Oil King looks to NREL for solar guidance
It might not make sense at first, but Saudi Arabia, which likely still has the world’s largest proven oil reserves is working with the National Renewable Energy Laboratory to go solar. While the country is filthy-rich with oil it’s currently exporting most of it. The sun-rich country could just as well power its own energy with solar and the wind which sweeps across its sandy landscape.
Now, NREL said Saudi Arabia “plans to install more solar and wind power in the next 20 years than the rest of the world has installed to date.” In 2013 alone, Saudi Arabia could write as much as $7 billion in clean energy contracts. In all, the country plans to invest $109 billion to install more than 50 gigawatts of renewable energy, including wind, solar and other renewable technologies by 2032.
“Saudi Arabia is determined to diversify our energy sources and reduce our dependence on hydrocarbons,” Wail Bamhair, a Saudi project manager who recently visited NREL with eight colleagues, told NREL during his recent visit. “Renewable energy isn’t just an option, but absolutely necessary. We have the means to build renewable energy, and we need to do it.”
To get there the country needs to measure and understand the resources it has available. “The importance of setting up networks to gauge and predict the strength of solar radiation in varying meteorological conditions convinced the Saudis to choose NREL as a partner,” NREL said.
Under that new partnership, NREL and its partner Battelle plan to install more than 50 monitoring stations in Saudi Arabia. The stations will help the Saudis understand where the best spots for solar power plants will be. And they will train Saudis to operate and maintain the instruments and stations.
Given Saudi Arabia’s hot, arid climate and need to desalinate its water supply, the country uses huge amounts of oil to power its desalination plants and generate electricity for air conditioning—particularly in the summer, when temperatures routinely top 110 degrees Fahrenheit and air conditioners are rumbling, according to NREL. And of course all that burning just heats things up more, plus it ties up a valuable export business.
Bamhair said that while Saudi Arabia has a lot of sun, it also has challenges such as a variable climate, sandstorms, and even the occasional snowstorm in the northern regions. He shared photos he took of a sandstorm that in a few short minutes plunged an afternoon into darkness along a busy thoroughfare near the capital, Riyadh.

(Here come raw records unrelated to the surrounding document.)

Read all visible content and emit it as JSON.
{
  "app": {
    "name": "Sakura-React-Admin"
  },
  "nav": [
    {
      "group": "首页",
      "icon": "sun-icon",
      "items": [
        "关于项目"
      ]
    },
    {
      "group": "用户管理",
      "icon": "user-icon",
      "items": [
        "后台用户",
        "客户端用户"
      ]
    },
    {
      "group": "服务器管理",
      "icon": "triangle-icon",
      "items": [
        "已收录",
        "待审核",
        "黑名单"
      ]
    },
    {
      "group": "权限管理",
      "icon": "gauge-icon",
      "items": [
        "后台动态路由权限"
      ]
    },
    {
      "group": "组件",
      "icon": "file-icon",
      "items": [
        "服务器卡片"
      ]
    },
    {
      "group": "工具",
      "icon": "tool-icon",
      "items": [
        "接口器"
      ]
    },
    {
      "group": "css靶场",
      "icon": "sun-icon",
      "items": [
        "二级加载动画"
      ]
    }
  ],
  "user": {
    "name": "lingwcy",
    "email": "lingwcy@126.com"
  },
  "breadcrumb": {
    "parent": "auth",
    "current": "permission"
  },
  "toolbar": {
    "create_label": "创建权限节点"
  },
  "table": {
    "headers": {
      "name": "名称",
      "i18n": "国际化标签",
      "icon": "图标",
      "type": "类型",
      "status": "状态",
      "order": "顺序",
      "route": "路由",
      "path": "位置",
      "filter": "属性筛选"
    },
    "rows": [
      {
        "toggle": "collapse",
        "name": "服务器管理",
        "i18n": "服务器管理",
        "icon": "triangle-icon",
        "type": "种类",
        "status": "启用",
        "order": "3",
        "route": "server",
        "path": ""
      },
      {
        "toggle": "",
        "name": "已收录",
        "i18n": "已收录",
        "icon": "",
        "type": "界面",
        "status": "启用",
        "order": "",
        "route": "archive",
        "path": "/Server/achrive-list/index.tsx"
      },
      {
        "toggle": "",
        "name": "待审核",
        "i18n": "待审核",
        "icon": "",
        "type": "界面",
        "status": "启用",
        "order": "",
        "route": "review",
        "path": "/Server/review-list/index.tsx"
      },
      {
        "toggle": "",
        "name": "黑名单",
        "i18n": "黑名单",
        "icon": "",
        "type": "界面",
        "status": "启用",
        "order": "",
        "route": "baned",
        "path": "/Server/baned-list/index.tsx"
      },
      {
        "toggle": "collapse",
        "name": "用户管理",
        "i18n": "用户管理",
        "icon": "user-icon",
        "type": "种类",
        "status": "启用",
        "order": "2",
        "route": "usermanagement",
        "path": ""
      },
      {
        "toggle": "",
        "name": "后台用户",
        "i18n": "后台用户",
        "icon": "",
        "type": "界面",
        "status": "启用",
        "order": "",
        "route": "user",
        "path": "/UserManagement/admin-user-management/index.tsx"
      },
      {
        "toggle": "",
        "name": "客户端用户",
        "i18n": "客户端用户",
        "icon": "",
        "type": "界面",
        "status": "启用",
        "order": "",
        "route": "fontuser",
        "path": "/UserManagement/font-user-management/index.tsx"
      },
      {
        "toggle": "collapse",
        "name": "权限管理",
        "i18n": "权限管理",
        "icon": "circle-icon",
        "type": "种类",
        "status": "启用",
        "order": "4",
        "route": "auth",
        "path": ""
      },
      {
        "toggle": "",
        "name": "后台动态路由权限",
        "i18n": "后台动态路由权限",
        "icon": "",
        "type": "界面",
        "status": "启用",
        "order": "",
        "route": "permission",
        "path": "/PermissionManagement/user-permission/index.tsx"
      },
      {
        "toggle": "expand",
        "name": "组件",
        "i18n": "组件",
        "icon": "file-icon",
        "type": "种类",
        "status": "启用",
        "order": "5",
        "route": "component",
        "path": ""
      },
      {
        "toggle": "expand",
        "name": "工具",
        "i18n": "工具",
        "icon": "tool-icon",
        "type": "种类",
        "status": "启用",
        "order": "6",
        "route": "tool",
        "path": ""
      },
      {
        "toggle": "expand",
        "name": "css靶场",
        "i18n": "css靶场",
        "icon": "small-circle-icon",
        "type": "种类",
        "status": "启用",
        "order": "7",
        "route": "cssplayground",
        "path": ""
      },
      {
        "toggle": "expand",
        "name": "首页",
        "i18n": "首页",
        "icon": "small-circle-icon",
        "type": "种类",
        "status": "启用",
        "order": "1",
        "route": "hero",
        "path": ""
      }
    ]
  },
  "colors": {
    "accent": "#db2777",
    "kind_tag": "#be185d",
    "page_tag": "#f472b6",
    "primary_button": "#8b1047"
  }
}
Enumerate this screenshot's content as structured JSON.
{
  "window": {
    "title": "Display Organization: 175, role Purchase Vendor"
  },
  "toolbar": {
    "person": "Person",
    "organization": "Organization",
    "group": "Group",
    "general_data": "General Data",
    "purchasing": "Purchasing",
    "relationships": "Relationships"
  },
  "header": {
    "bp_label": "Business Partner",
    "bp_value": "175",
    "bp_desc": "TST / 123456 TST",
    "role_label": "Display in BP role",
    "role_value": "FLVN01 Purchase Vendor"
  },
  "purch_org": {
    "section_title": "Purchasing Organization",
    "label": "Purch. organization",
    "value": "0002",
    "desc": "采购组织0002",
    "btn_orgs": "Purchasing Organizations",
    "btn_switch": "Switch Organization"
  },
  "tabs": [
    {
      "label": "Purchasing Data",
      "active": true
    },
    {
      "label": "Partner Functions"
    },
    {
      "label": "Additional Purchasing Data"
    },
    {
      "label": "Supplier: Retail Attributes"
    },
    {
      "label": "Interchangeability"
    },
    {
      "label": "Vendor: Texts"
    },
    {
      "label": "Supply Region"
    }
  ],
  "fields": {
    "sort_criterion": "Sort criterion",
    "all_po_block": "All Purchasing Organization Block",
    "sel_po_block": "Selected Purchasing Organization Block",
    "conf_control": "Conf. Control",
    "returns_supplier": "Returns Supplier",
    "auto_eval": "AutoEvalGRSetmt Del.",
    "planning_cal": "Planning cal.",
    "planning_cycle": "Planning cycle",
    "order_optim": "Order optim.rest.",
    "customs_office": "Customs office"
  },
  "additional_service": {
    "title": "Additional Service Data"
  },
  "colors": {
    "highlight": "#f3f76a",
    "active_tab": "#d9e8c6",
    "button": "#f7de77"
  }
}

“We are working hand-in-hand with experts from NREL and Battelle who have these amazing minds,” Bamhair said. “We are looking for them to build our human capacity. We are here to see, to learn, and to transfer the knowledge.”
The country has been building up to this for a while. The King Abdullah University of Science and Technology (KAUST), which was completed in 2009, has a 2 megawatt rooftop array as well as solar hot water heating. Now the kingdom is looking to create an entirely renewably powered city, the King Abdullah City for Atomic and Renewable Energy, with a planned population of up to 70,000.